Enseignant de technologie, Robert Veccella a rejoint le SPAA depuis le mois de mai. Son rôle : valoriser et vulgariser les archives du service. Rencontre.

 

Tu es enseignant de technologie, comment te retrouves-tu consultant au SPAA ?

Cela fait longtemps que je fréquente les archives, mais en tant que demandeur. Cette année, je suis en thèse d’histoire, c’était donc l’occasion pour moi d’avoir un accès direct aux archives, avec les informations qui s’y trouvent. C’est un peu égoïste, mais je n’ai pas pu refuser. J’aime l’idée de partager mon travail avec le grand public. En parallèle, je suis, en effet, enseignant de technologie et je fais en sorte que les enfants profitent de mes travaux, de mes études, de mes recherches, de ma passion.

 

Quelles sont les raisons qui t’ont poussé a accepter ce travail ?
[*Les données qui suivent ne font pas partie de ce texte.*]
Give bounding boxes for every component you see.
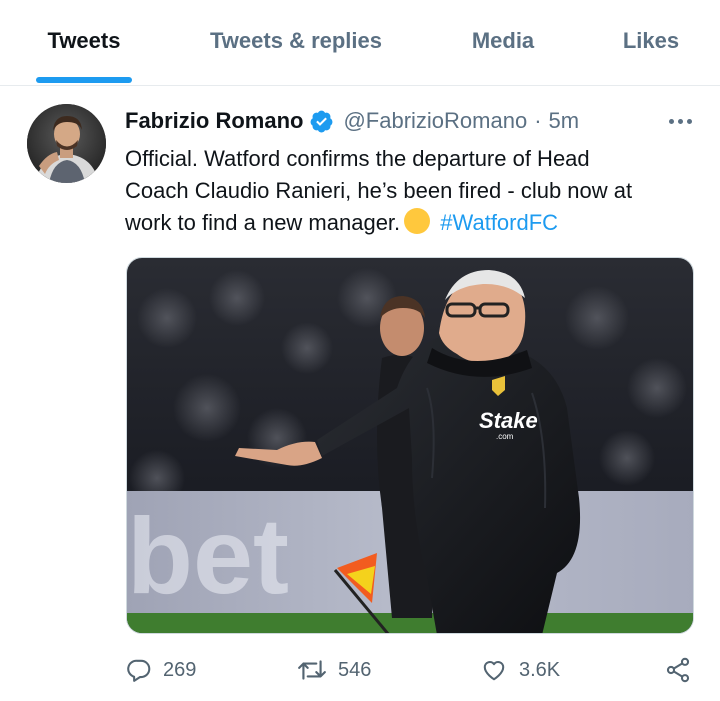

Il est important de faire connaître la richesse des archives au grand public. Il y a énormément de documents qui sont aux archives depuis 200 ans. C’est très intéressant de ressortir tout cela et de les publier. L’objectif est de les faire connaître a la fois au grand public mais aussi de les valoriser et de les compléter pour les chercheurs et les étudiants.

 

Quelles sont tes tâches au sein du service ?

Je m’intéresse à certains sujets, je lis les documents et je prends les informations qui m’intéressent. Cela permet d’avoir une image à travers un filtre historique. Ensuite, j’établis des bases de données qui me permettent de travailler sur différents sujets.

 

Comment procèdes-tu pour tes recherches ?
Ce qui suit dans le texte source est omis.